MODA: The First Challenging Benchmark for Multispectral Object Detection in Aerial Images
Shuaihao Han, Tingfa Xu, Peifu Liu, Jianan Li
TL;DR
This work tackles the scarcity of large-scale multispectral data for aerial object detection by introducing MODA, a diverse and high-resolution MSI dataset with 8 spectral bands and oriented annotations. It also proposes OSSDet, a single-stream framework that tightly integrates spectral and spatial cues with object-aware guidance through modules like CSSP, SACF, and object activation masking. The approach yields state-of-the-art results on MODA and HOD3K, with ablations confirming the value of spectral-spatial integration and object-aware cues for robust detection of small and cluttered objects in aerial scenes. Overall, MODA and OSSDet provide a strong foundation for practical multispectral aerial detection and future research.
Abstract
Aerial object detection faces significant challenges in real-world scenarios, such as small objects and extensive background interference, which limit the performance of RGB-based detectors with insufficient discriminative information. Multispectral images (MSIs) capture additional spectral cues across multiple bands, offering a promising alternative. However, the lack of training data has been the primary bottleneck to exploiting the potential of MSIs.
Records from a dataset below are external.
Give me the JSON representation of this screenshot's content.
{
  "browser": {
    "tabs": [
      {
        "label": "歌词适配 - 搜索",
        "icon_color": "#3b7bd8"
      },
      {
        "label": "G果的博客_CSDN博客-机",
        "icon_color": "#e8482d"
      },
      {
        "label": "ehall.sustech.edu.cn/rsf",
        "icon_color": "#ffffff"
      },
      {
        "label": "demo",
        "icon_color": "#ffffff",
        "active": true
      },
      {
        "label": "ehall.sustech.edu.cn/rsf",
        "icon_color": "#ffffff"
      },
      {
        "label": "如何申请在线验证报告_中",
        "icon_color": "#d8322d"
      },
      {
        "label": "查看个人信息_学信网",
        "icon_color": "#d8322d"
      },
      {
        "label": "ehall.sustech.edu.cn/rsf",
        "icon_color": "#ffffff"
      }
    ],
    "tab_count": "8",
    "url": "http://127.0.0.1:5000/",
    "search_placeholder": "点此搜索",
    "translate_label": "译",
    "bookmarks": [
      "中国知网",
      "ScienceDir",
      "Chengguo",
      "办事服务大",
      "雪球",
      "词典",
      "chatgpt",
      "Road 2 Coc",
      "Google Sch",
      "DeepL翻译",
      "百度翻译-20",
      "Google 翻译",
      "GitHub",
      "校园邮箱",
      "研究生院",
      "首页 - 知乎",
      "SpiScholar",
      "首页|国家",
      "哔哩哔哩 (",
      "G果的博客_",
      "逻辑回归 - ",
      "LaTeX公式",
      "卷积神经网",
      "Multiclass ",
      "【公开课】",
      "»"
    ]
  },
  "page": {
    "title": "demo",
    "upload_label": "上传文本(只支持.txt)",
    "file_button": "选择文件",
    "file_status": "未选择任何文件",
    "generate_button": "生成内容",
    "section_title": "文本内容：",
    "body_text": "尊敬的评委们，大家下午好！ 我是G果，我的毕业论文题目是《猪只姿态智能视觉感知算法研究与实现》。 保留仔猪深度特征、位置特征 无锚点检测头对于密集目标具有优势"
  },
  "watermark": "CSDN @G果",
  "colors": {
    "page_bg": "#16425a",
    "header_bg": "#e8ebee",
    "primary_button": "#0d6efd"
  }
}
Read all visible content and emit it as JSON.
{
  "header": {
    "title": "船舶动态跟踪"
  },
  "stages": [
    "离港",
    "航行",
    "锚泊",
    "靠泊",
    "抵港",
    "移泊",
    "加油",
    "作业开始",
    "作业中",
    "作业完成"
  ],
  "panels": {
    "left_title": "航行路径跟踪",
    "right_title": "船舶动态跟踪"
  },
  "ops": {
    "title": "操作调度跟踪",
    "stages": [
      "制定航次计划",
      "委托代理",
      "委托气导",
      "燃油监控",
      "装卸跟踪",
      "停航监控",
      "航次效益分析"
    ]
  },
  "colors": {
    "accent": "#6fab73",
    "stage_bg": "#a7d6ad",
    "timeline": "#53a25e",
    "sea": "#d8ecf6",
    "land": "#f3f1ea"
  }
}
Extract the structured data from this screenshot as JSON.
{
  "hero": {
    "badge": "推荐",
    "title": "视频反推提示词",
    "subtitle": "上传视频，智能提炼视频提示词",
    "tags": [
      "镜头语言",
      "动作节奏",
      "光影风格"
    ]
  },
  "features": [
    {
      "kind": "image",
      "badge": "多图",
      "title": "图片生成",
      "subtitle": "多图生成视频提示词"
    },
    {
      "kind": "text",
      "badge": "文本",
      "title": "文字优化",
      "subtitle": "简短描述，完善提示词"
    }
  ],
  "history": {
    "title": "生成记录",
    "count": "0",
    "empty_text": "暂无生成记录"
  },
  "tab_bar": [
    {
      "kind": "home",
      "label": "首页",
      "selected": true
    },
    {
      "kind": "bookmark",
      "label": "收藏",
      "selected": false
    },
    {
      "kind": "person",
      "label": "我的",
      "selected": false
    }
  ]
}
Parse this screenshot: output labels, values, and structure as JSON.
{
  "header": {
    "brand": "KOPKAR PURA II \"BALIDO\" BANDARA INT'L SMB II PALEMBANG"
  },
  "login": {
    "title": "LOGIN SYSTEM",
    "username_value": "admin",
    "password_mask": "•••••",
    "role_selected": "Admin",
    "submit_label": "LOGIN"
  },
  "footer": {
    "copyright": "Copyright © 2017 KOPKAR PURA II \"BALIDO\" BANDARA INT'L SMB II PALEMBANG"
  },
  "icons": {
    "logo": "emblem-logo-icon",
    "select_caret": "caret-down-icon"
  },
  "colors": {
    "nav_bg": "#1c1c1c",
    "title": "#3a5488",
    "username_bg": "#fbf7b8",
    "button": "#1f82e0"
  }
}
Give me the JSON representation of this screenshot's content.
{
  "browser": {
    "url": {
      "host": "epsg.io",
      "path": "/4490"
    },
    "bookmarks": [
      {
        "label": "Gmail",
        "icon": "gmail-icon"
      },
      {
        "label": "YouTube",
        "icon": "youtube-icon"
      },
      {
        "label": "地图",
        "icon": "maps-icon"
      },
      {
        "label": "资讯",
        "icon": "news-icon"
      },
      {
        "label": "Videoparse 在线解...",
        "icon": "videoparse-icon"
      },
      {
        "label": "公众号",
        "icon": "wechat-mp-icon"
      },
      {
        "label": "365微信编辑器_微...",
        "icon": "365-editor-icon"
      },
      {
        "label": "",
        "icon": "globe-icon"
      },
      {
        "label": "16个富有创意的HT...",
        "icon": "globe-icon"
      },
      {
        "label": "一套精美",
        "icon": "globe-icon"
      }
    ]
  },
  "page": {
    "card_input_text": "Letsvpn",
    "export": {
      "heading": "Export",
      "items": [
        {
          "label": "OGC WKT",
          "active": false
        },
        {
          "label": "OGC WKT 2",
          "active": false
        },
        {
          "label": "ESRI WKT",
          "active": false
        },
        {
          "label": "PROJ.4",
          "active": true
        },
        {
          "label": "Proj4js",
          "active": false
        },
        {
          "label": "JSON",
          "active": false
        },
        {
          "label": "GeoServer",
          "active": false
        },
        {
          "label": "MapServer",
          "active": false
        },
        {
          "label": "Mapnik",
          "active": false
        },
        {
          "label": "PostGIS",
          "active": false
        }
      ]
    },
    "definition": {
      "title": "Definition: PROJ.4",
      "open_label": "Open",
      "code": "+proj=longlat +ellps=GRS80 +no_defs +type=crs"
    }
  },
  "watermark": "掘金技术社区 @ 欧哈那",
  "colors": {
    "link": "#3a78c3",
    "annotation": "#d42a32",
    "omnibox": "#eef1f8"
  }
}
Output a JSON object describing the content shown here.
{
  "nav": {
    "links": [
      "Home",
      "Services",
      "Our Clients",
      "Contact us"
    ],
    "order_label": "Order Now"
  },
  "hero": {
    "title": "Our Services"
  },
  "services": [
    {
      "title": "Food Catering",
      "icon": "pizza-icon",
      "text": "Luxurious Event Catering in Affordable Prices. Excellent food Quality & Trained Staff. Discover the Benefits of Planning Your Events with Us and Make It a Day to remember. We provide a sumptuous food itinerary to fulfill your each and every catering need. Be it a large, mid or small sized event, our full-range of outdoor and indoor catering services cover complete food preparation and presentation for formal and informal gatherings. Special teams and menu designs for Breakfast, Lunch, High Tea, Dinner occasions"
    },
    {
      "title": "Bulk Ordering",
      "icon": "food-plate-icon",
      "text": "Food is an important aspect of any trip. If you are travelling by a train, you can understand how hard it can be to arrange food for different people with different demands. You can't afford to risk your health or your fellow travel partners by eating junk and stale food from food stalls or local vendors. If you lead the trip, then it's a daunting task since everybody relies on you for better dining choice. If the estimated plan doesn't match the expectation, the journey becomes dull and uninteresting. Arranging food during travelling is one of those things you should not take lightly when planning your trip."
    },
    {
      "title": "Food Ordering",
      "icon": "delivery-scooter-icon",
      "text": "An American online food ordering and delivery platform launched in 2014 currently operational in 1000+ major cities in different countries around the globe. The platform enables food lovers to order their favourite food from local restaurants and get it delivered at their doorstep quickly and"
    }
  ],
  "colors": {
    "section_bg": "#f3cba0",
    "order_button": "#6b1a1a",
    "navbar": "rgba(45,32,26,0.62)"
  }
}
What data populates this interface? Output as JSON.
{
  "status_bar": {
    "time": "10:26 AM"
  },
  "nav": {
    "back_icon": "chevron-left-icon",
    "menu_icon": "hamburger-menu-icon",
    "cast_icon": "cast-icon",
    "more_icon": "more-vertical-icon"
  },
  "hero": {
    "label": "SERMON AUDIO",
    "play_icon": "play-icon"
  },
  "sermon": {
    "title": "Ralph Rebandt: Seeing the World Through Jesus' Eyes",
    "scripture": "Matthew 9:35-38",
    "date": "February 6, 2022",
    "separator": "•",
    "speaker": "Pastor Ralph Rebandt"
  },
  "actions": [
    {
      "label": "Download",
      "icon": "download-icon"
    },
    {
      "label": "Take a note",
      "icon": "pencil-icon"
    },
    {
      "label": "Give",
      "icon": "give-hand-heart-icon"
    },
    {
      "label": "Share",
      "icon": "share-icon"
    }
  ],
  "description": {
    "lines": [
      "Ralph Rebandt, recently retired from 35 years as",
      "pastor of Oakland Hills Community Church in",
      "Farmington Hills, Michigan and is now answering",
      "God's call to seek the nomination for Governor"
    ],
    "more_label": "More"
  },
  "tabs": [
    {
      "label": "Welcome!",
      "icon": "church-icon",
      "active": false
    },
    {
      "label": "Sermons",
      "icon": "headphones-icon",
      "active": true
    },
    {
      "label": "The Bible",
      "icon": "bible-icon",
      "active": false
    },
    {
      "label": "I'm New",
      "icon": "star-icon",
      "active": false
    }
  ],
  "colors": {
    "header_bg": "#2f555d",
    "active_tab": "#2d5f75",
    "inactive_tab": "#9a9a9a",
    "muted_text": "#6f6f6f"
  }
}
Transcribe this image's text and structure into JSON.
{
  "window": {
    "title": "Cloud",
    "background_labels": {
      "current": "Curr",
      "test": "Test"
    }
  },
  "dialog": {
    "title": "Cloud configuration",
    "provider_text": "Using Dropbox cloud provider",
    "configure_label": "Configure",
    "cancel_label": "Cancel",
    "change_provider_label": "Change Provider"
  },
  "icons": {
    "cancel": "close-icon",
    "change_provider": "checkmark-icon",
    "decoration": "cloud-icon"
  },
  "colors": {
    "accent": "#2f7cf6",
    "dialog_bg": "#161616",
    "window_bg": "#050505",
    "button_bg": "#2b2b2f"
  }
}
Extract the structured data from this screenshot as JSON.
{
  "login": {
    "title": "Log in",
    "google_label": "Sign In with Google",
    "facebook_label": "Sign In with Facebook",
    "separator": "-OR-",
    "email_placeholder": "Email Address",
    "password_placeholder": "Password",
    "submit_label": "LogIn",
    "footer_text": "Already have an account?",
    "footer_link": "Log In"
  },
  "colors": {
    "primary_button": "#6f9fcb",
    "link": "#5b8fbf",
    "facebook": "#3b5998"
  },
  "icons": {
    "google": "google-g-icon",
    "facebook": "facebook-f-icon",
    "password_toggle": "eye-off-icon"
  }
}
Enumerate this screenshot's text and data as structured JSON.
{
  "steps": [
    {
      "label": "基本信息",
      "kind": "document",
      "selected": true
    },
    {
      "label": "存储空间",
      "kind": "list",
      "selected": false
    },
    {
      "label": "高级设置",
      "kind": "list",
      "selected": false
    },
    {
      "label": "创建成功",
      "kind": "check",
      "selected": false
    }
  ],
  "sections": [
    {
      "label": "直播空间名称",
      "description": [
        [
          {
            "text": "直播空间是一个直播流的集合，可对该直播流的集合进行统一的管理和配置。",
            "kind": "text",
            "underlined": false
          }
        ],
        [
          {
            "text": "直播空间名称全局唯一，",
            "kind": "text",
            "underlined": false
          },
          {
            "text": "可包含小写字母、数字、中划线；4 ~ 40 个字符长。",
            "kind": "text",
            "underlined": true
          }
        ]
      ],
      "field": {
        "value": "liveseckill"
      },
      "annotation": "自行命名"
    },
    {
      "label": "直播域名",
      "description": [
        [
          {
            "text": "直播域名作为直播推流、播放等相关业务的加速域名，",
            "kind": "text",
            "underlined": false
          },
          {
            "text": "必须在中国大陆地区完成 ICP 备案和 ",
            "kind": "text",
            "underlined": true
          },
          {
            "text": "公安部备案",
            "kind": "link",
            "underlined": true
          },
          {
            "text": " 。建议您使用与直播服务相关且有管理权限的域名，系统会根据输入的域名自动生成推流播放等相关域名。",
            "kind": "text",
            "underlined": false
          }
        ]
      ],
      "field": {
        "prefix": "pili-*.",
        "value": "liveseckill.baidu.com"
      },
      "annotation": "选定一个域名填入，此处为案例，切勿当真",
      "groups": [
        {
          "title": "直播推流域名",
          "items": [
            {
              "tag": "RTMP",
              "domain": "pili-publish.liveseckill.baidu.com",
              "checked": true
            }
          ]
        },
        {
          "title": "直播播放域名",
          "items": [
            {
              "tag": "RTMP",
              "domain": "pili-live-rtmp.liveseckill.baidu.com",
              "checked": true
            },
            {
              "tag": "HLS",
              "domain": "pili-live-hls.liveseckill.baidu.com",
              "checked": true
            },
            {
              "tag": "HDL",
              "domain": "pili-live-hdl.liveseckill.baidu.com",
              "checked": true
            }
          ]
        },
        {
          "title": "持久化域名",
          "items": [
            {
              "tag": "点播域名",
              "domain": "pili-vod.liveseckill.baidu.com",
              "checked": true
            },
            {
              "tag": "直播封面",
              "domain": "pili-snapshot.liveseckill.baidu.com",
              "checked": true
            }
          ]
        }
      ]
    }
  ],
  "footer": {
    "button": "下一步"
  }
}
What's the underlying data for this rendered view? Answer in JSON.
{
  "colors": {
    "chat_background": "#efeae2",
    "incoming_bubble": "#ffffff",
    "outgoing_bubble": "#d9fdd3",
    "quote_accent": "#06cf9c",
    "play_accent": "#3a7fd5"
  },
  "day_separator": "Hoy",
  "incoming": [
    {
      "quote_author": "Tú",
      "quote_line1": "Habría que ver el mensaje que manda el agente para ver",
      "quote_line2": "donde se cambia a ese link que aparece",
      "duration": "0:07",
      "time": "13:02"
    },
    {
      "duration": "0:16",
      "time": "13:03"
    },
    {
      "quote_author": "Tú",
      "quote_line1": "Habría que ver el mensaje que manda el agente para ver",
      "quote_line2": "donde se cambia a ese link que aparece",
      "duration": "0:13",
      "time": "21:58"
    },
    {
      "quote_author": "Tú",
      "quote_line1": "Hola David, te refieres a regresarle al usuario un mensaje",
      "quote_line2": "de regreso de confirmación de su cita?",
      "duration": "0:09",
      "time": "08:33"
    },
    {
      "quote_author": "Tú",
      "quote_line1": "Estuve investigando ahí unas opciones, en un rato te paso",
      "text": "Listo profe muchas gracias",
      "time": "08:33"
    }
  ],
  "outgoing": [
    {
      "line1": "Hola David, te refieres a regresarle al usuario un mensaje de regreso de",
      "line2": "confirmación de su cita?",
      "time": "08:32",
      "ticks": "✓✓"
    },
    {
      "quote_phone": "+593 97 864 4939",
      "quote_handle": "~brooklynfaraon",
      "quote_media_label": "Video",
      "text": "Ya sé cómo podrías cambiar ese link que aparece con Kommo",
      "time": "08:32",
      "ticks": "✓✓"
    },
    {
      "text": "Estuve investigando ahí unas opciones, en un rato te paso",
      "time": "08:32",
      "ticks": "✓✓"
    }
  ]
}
To address this gap, we introduce the first large-scale dataset for Multispectral Object Detection in Aerial images (MODA), which comprises 14,041 MSIs and 330,191 annotations across diverse, challenging scenarios, providing a comprehensive data foundation for this field. Furthermore, to overcome challenges inherent to aerial object detection using MSIs, we propose OSSDet, a framework that integrates spectral and spatial information with object-aware cues. OSSDet employs a cascaded spectral-spatial modulation structure to optimize target perception, aggregates spectrally related features by exploiting spectral similarities to reinforce intra-object correlations, and suppresses irrelevant background via object-aware masking. Moreover, cross-spectral attention further refines object-related representations under explicit object-aware guidance. Extensive experiments demonstrate that OSSDet outperforms existing methods with comparable parameters and efficiency.